PRINCIPADOS Y POTESTADES.- (C) (44)

POTESTADES Y PRINCIPADOS.- (C) (44)

El Imperio Romano es una potestad. E incluso la potestad por excelencia en el mundo donde surge el cristianismo. Debe, por tanto, basarse en un asesinato fundador, un asesinato colectivo semejante al de la Pasión, una especie de linchamiento. A primera vista, esta doctrina parece absurda, inverosímil. El Imperio es una creación demasiado reciente y demasiado artificial, se dice uno, para que pueda asemejarse a un asunto tan arcaico como nuestro "asesinato fundador".

Y, sin embargo..., conocemos bastante bien el desarrollo histórico que condujo a la fundación del Imperio Romano, y estamos obligados a reconocer que coincide absolutamente con la idea evangélica de esta clase de fundaciones.

Todos los sucesivos emperadores basan su autoridad en la virtud sacrificial que emana de una divinidad cuyo nombre llevan: el primer César, asesinado por un grupo de patricios. Como cualquier otra monarquía sagrada, el Imperio descansa en una víctima colectiva divinizada. Algo tan asombroso, tan extraordinario, que resulta imposible interpretarlo sólo como una pura coincidencia. Shakespeare, hombre avisado en este terreno, se negó a verlo así.

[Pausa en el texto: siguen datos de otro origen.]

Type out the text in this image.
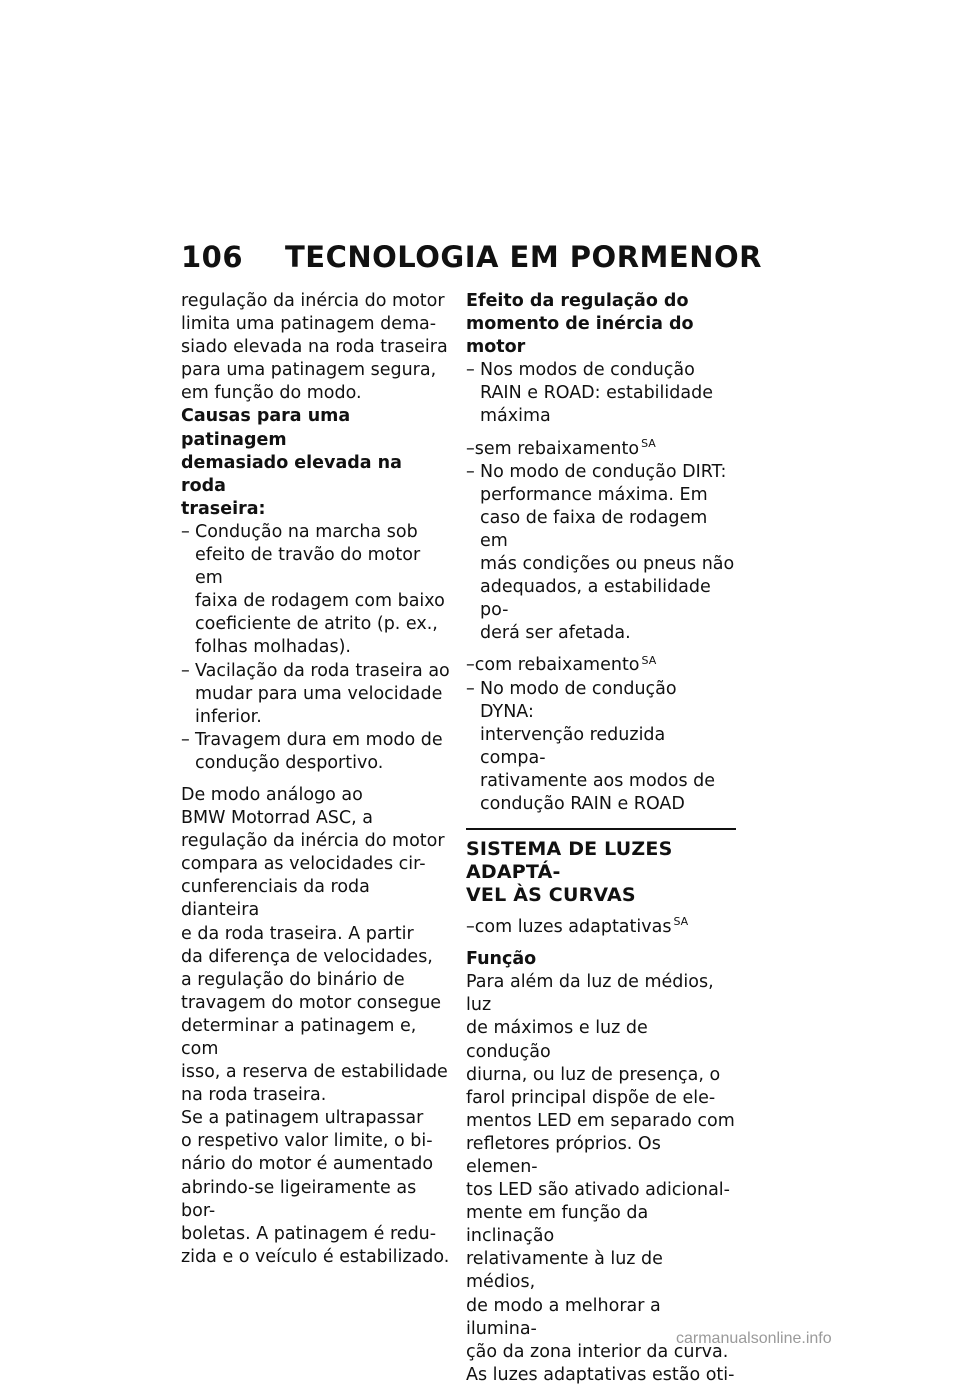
106 TECNOLOGIA EM PORMENOR

regulação da inércia do motor

limita uma patinagem dema-

siado elevada na roda traseira

para uma patinagem segura,

em função do modo.

Causas para uma patinagem

demasiado elevada na roda

traseira:

– Condução na marcha sob

efeito de travão do motor em

faixa de rodagem com baixo

coeficiente de atrito (p. ex.,

folhas molhadas).

– Vacilação da roda traseira ao

mudar para uma velocidade

inferior.

– Travagem dura em modo de

condução desportivo.

De modo análogo ao

BMW Motorrad ASC, a

regulação da inércia do motor

compara as velocidades cir-

cunferenciais da roda dianteira

e da roda traseira. A partir

da diferença de velocidades,

a regulação do binário de

travagem do motor consegue

determinar a patinagem e, com

isso, a reserva de estabilidade

na roda traseira.

Se a patinagem ultrapassar

o respetivo valor limite, o bi-

nário do motor é aumentado

abrindo-se ligeiramente as bor-

boletas. A patinagem é redu-

zida e o veículo é estabilizado.

Efeito da regulação do

momento de inércia do motor

– Nos modos de condução

RAIN e ROAD: estabilidade

máxima

–sem rebaixamento $^{SA}$

– No modo de condução DIRT:

performance máxima. Em

caso de faixa de rodagem em

más condições ou pneus não

adequados, a estabilidade po-

derá ser afetada.

–com rebaixamento $^{SA}$

– No modo de condução DYNA:

intervenção reduzida compa-

rativamente aos modos de

condução RAIN e ROAD

SISTEMA DE LUZES ADAPTÁ-

VEL ÀS CURVAS

–com luzes adaptativas $^{SA}$

Função

Para além da luz de médios, luz

de máximos e luz de condução

diurna, ou luz de presença, o

farol principal dispõe de ele-

mentos LED em separado com

refletores próprios. Os elemen-

tos LED são ativado adicional-

mente em função da inclinação

relativamente à luz de médios,

de modo a melhorar a ilumina-

ção da zona interior da curva.

As luzes adaptativas estão oti-

carmanualsonline.info
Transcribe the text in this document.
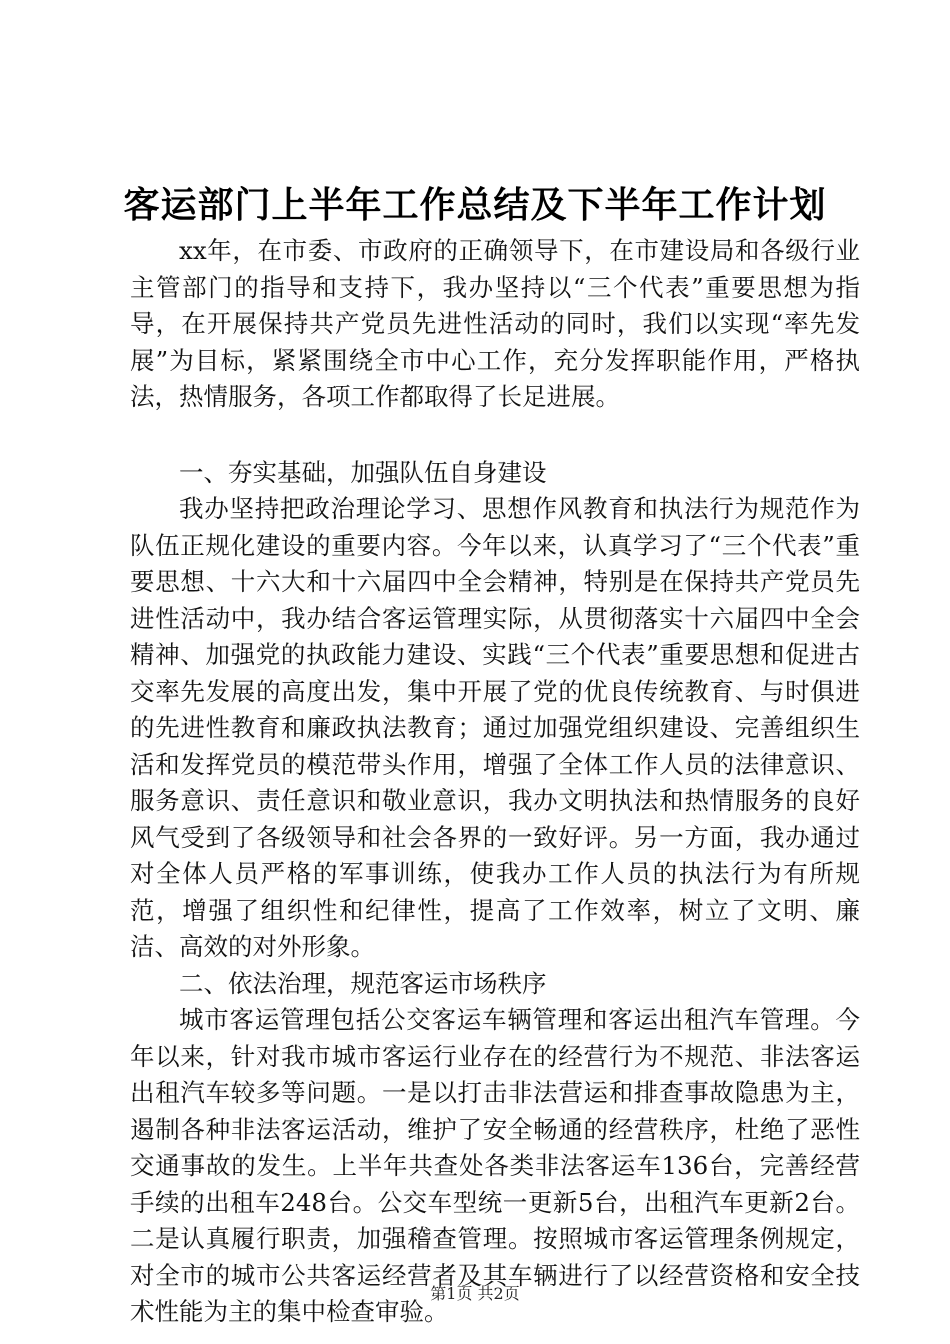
客运部门上半年工作总结及下半年工作计划

xx年，在市委、市政府的正确领导下，在市建设局和各级行业主管部门的指导和支持下，我办坚持以“三个代表”重要思想为指导，在开展保持共产党员先进性活动的同时，我们以实现“率先发展”为目标，紧紧围绕全市中心工作，充分发挥职能作用，严格执法，热情服务，各项工作都取得了长足进展。

一、夯实基础，加强队伍自身建设

我办坚持把政治理论学习、思想作风教育和执法行为规范作为队伍正规化建设的重要内容。今年以来，认真学习了“三个代表”重要思想、十六大和十六届四中全会精神，特别是在保持共产党员先进性活动中，我办结合客运管理实际，从贯彻落实十六届四中全会精神、加强党的执政能力建设、实践“三个代表”重要思想和促进古交率先发展的高度出发，集中开展了党的优良传统教育、与时俱进的先进性教育和廉政执法教育；通过加强党组织建设、完善组织生活和发挥党员的模范带头作用，增强了全体工作人员的法律意识、服务意识、责任意识和敬业意识，我办文明执法和热情服务的良好风气受到了各级领导和社会各界的一致好评。另一方面，我办通过对全体人员严格的军事训练，使我办工作人员的执法行为有所规范，增强了组织性和纪律性，提高了工作效率，树立了文明、廉洁、高效的对外形象。

二、依法治理，规范客运市场秩序

城市客运管理包括公交客运车辆管理和客运出租汽车管理。今年以来，针对我市城市客运行业存在的经营行为不规范、非法客运出租汽车较多等问题。一是以打击非法营运和排查事故隐患为主，遏制各种非法客运活动，维护了安全畅通的经营秩序，杜绝了恶性交通事故的发生。上半年共查处各类非法客运车136台，完善经营手续的出租车248台。公交车型统一更新5台，出租汽车更新2台。二是认真履行职责，加强稽查管理。按照城市客运管理条例规定，对全市的城市公共客运经营者及其车辆进行了以经营资格和安全技术性能为主的集中检查审验。

第1页 共2页
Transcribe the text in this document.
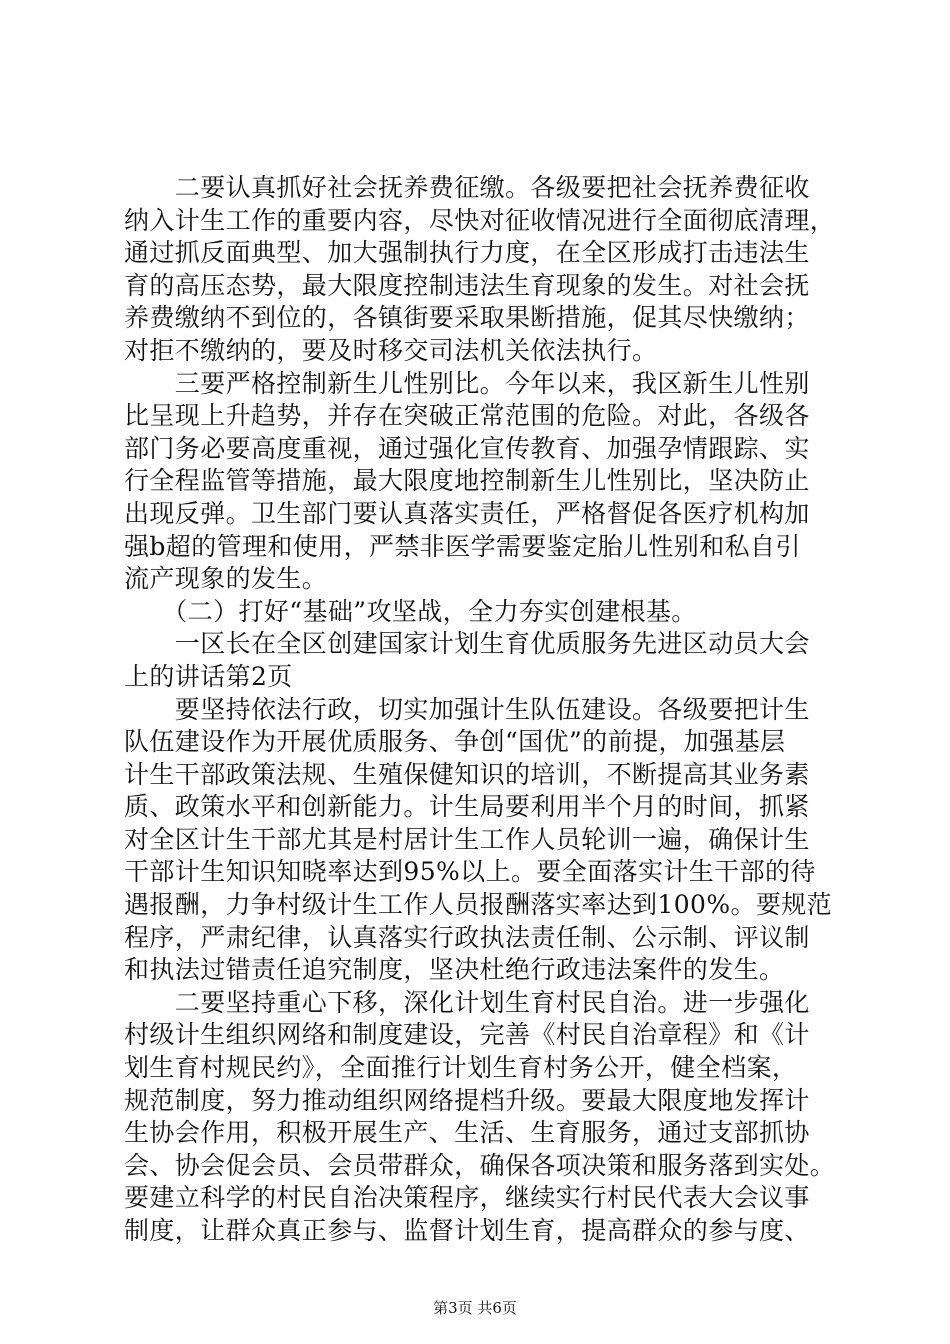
　　二要认真抓好社会抚养费征缴。各级要把社会抚养费征收
纳入计生工作的重要内容，尽快对征收情况进行全面彻底清理，
通过抓反面典型、加大强制执行力度，在全区形成打击违法生
育的高压态势，最大限度控制违法生育现象的发生。对社会抚
养费缴纳不到位的，各镇街要采取果断措施，促其尽快缴纳；
对拒不缴纳的，要及时移交司法机关依法执行。
　　三要严格控制新生儿性别比。今年以来，我区新生儿性别
比呈现上升趋势，并存在突破正常范围的危险。对此，各级各
部门务必要高度重视，通过强化宣传教育、加强孕情跟踪、实
行全程监管等措施，最大限度地控制新生儿性别比，坚决防止
出现反弹。卫生部门要认真落实责任，严格督促各医疗机构加
强b超的管理和使用，严禁非医学需要鉴定胎儿性别和私自引
流产现象的发生。
　　（二）打好“基础”攻坚战，全力夯实创建根基。
　　一区长在全区创建国家计划生育优质服务先进区动员大会
上的讲话第2页
　　要坚持依法行政，切实加强计生队伍建设。各级要把计生
队伍建设作为开展优质服务、争创“国优”的前提，加强基层
计生干部政策法规、生殖保健知识的培训，不断提高其业务素
质、政策水平和创新能力。计生局要利用半个月的时间，抓紧
对全区计生干部尤其是村居计生工作人员轮训一遍，确保计生
干部计生知识知晓率达到95%以上。要全面落实计生干部的待
遇报酬，力争村级计生工作人员报酬落实率达到100%。要规范
程序，严肃纪律，认真落实行政执法责任制、公示制、评议制
和执法过错责任追究制度，坚决杜绝行政违法案件的发生。
　　二要坚持重心下移，深化计划生育村民自治。进一步强化
村级计生组织网络和制度建设，完善《村民自治章程》和《计
划生育村规民约》，全面推行计划生育村务公开，健全档案，
规范制度，努力推动组织网络提档升级。要最大限度地发挥计
生协会作用，积极开展生产、生活、生育服务，通过支部抓协
会、协会促会员、会员带群众，确保各项决策和服务落到实处。
要建立科学的村民自治决策程序，继续实行村民代表大会议事
制度，让群众真正参与、监督计划生育，提高群众的参与度、
第3页 共6页
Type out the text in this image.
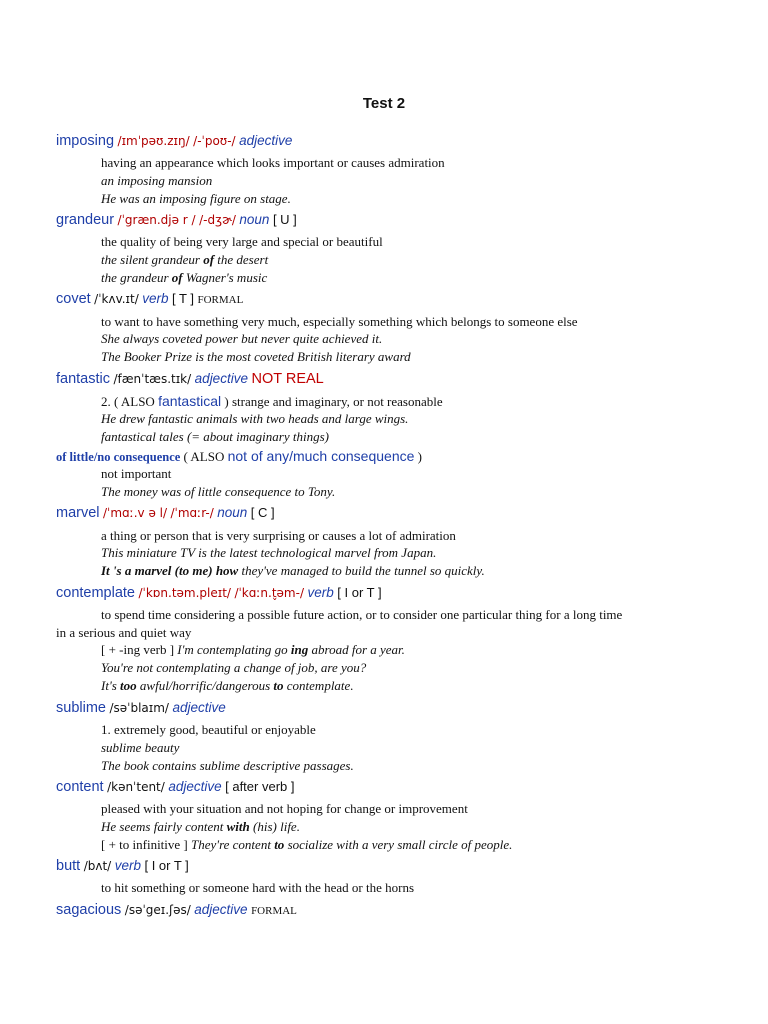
Test 2
imposing /ɪmˈpəʊ.zɪŋ/ /-ˈpoʊ-/ adjective
having an appearance which looks important or causes admiration
an imposing mansion
He was an imposing figure on stage.
grandeur /ˈgræn.djə r / /-dʒɚ/ noun [ U ]
the quality of being very large and special or beautiful
the silent grandeur of the desert
the grandeur of Wagner's music
covet /ˈkʌv.ɪt/ verb [ T ] FORMAL
to want to have something very much, especially something which belongs to someone else
She always coveted power but never quite achieved it.
The Booker Prize is the most coveted British literary award
fantastic /fænˈtæs.tɪk/ adjective NOT REAL
2. ( ALSO fantastical ) strange and imaginary, or not reasonable
He drew fantastic animals with two heads and large wings.
fantastical tales (= about imaginary things)
of little/no consequence ( ALSO not of any/much consequence )
not important
The money was of little consequence to Tony.
marvel /ˈmɑː.v ə l/ /ˈmɑːr-/ noun [ C ]
a thing or person that is very surprising or causes a lot of admiration
This miniature TV is the latest technological marvel from Japan.
It 's a marvel (to me) how they've managed to build the tunnel so quickly.
contemplate /ˈkɒn.təm.pleɪt/ /ˈkɑːn.t̬əm-/ verb [ I or T ]
to spend time considering a possible future action, or to consider one particular thing for a long time
in a serious and quiet way
[ + -ing verb ] I'm contemplating go ing abroad for a year.
You're not contemplating a change of job, are you?
It's too awful/horrific/dangerous to contemplate.
sublime /səˈblaɪm/ adjective
1. extremely good, beautiful or enjoyable
sublime beauty
The book contains sublime descriptive passages.
content /kənˈtent/ adjective [ after verb ]
pleased with your situation and not hoping for change or improvement
He seems fairly content with (his) life.
[ + to infinitive ] They're content to socialize with a very small circle of people.
butt /bʌt/ verb [ I or T ]
to hit something or someone hard with the head or the horns
sagacious /səˈgeɪ.ʃəs/ adjective FORMAL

En lugar de minimizar este dato fundador y no ver en él más que a una mediocre propaganda política, como hacen tantos historiadores modernos, el dramaturgo inglés, seguramente por su aguda conciencia de los procesos miméticos y la manera en que éstos se resuelven, y también por ser un lector extraordinariamente perspicaz de la Biblia, centró su Julio César’ en el asesinato del héroe y definió de manera muy explícita las virtudes fundadoras y sacrificiales de un acontecimiento que asocia y opone a su contrapartida republicana la violenta expulsión del último rey de Roma.

Uno de los pasajes más reveladores es la explicación del siniestro sueño que tiene César la noche anterior a su asesinato; el intérprete anuncia explícitamente el carácter fundador, o, más bien, refundador, de este episodio.

«Vuestra estatua manando por cien caños sangre y en la que tantos romanos sonriendo se bañan significa que la gran Roma de vos recibirá regeneradora sangre que ilustres hombres recogerán con premura para teñir con ella emblemas y reliquias (Acto II, escena II, 85-89)».

El culto al emperador es una repetición del antiguo esquema del asesinato fundador. Cierto que la doctrina imperial es tardía, y, seguramente, demasiado consciente de sí misma para que no suponga algún artificio. Pero quienes la concibieron sabían muy bien lo que hacían. Y su obra no tenía los pies de barro: la historia subsiguiente lo demuestra.

René Girard, Veo a Satán caer como el relámpago, Barcelona, Ed. Anagrama.